Bakulin, Andrey (Geophysics Technology, EXPEC Advanced Research Center, Saudi Aramco) | Jervis, Mike (Geophysics Technology, EXPEC Advanced Research Center, Saudi Aramco) | Colombo, Daniele (Geophysics Technology, EXPEC Advanced Research Center, Saudi Aramco) | Tsingas, Constantine (Geophysics Technology, EXPEC Advanced Research Center, Saudi Aramco) | Luo, Yi (Geophysics Technology, EXPEC Advanced Research Center, Saudi Aramco)

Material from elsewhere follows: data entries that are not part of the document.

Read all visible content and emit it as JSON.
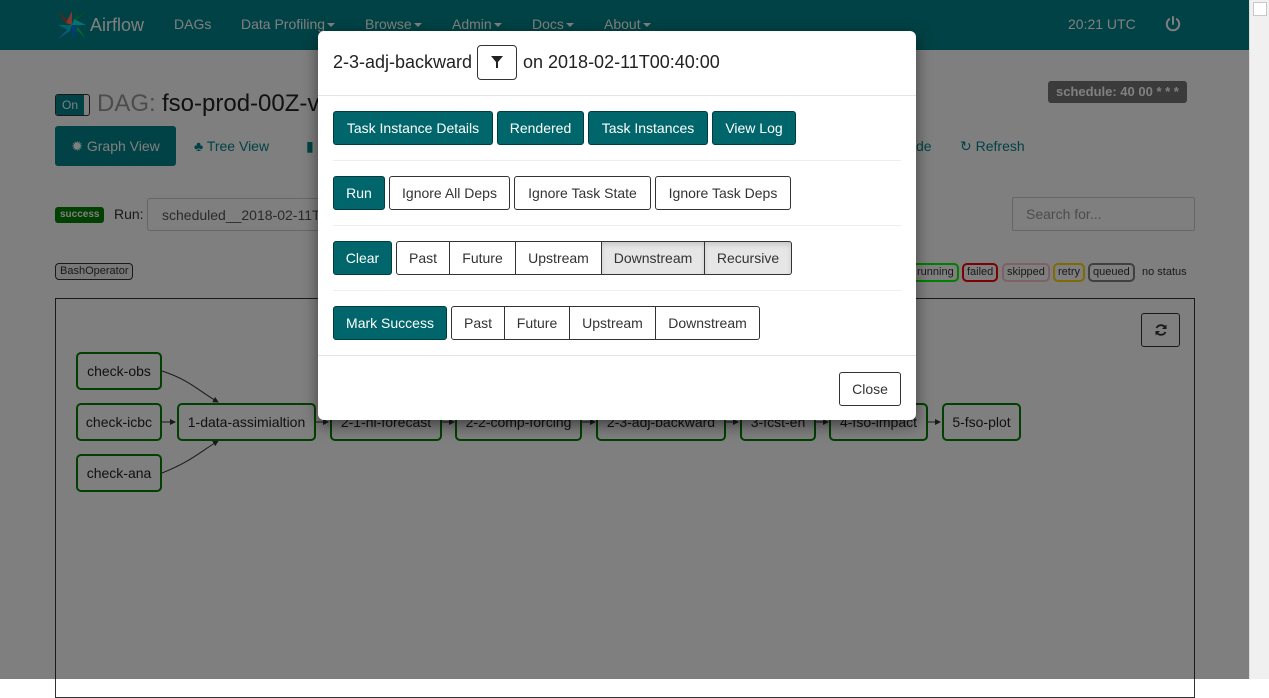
{
  "navbar": {
    "brand": "Airflow",
    "items": [
      {
        "label": "DAGs",
        "dropdown": false
      },
      {
        "label": "Data Profiling",
        "dropdown": true
      },
      {
        "label": "Browse",
        "dropdown": true
      },
      {
        "label": "Admin",
        "dropdown": true
      },
      {
        "label": "Docs",
        "dropdown": true
      },
      {
        "label": "About",
        "dropdown": true
      }
    ],
    "clock": "20:21 UTC",
    "power_icon": "power-icon",
    "color": "#00858a"
  },
  "dag": {
    "toggle": "On",
    "prefix": "DAG:",
    "name": "fso-prod-00Z-v",
    "schedule": "schedule: 40 00 * * *"
  },
  "views": {
    "graph": "Graph View",
    "tree": "Tree View",
    "code_partial": "de",
    "refresh": "Refresh"
  },
  "run_bar": {
    "status": "success",
    "label": "Run:",
    "selected": "scheduled__2018-02-11T",
    "search_placeholder": "Search for..."
  },
  "legend": {
    "operator": "BashOperator",
    "states": [
      {
        "label": "running",
        "color": "#00ff00"
      },
      {
        "label": "failed",
        "color": "#ff0000"
      },
      {
        "label": "skipped",
        "color": "#ffc0cb"
      },
      {
        "label": "retry",
        "color": "#ffd700"
      },
      {
        "label": "queued",
        "color": "#808080"
      }
    ],
    "no_status": "no status"
  },
  "graph": {
    "nodes": [
      "check-obs",
      "check-icbc",
      "check-ana",
      "1-data-assimialtion",
      "2-1-nl-forecast",
      "2-2-comp-forcing",
      "2-3-adj-backward",
      "3-fcst-en",
      "4-fso-impact",
      "5-fso-plot"
    ]
  },
  "modal": {
    "task": "2-3-adj-backward",
    "filter_icon": "filter-icon",
    "on_date": "on 2018-02-11T00:40:00",
    "nav_buttons": [
      "Task Instance Details",
      "Rendered",
      "Task Instances",
      "View Log"
    ],
    "run": {
      "action": "Run",
      "options": [
        "Ignore All Deps",
        "Ignore Task State",
        "Ignore Task Deps"
      ]
    },
    "clear": {
      "action": "Clear",
      "options": [
        {
          "label": "Past",
          "active": false
        },
        {
          "label": "Future",
          "active": false
        },
        {
          "label": "Upstream",
          "active": false
        },
        {
          "label": "Downstream",
          "active": true
        },
        {
          "label": "Recursive",
          "active": true
        }
      ]
    },
    "mark_success": {
      "action": "Mark Success",
      "options": [
        {
          "label": "Past",
          "active": false
        },
        {
          "label": "Future",
          "active": false
        },
        {
          "label": "Upstream",
          "active": false
        },
        {
          "label": "Downstream",
          "active": false
        }
      ]
    },
    "close": "Close"
  }
}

Surface geophysics has good coverage, but is limited in vertical resolution and quality, especially in areas with complex overburden. To realize high-fidelity reservoir characterization and monitoring, we foresee the need to bring geophysics closer to the reservoir to transfer geophysical measurements more in line with the resolution obtainable by logs. Sensors, and probably sources, need to be deployed tens or hundreds of meters below the surface. We envision this happening for targeted applications in areas from 10 to 100 km2.
Setting the stage
Reservoir engineers need geophysics to fill in the gap in information between the wells to help with reservoir management and improve recovery. This translates into a need for ultra-high vertical resolution for reliable reservoir properties, and monitoring. The realities of surface geophysics in the Middle East and many other areas with complex overburden are rather unappealing. Surface seismic on the Arabian peninsula can provide structural information with perhaps 50-100 ft vertical resolution. Mature areas are covered by multiple legacy surveys each escalating in cost, but from an engineer’s perspective with little added value. Engineers build billion-cell reservoir simulation models with 25x25 m grids which are not routinely populated using seismic data. As a geophysicists, we never stop trying to improve data fidelity and quality and we have had some successes using higher channel counts and wide azimuth acquisition, but far too often what we extract is only incrementally better than legacy data. A revolution is needed in geophysical data acquisition to achieve our goals. As we discovered in 4D trials with buried receivers (Bakulin et al., 2012) we have the beginnings of a solution. All of us are familiar with the concept of resolution and associated trade-offs (Figure 1): to see big picture – one needs to be high above the target and to see details one needs to be close. We have largely concentrated on these two extremes for a very long time; we perfected our surface geophysics to image large volumes but at low resolution and we use logging to see incredible details but very locally. Yet developments in these two areas did not fulfill the engineers needs that we outlined earlier. We think this can be changed by bringing geophysics closer to the reservoir, i.e. by literally burying sensors and perhaps sources below near-surface complexities, in deeper boreholes and in producing boreholes.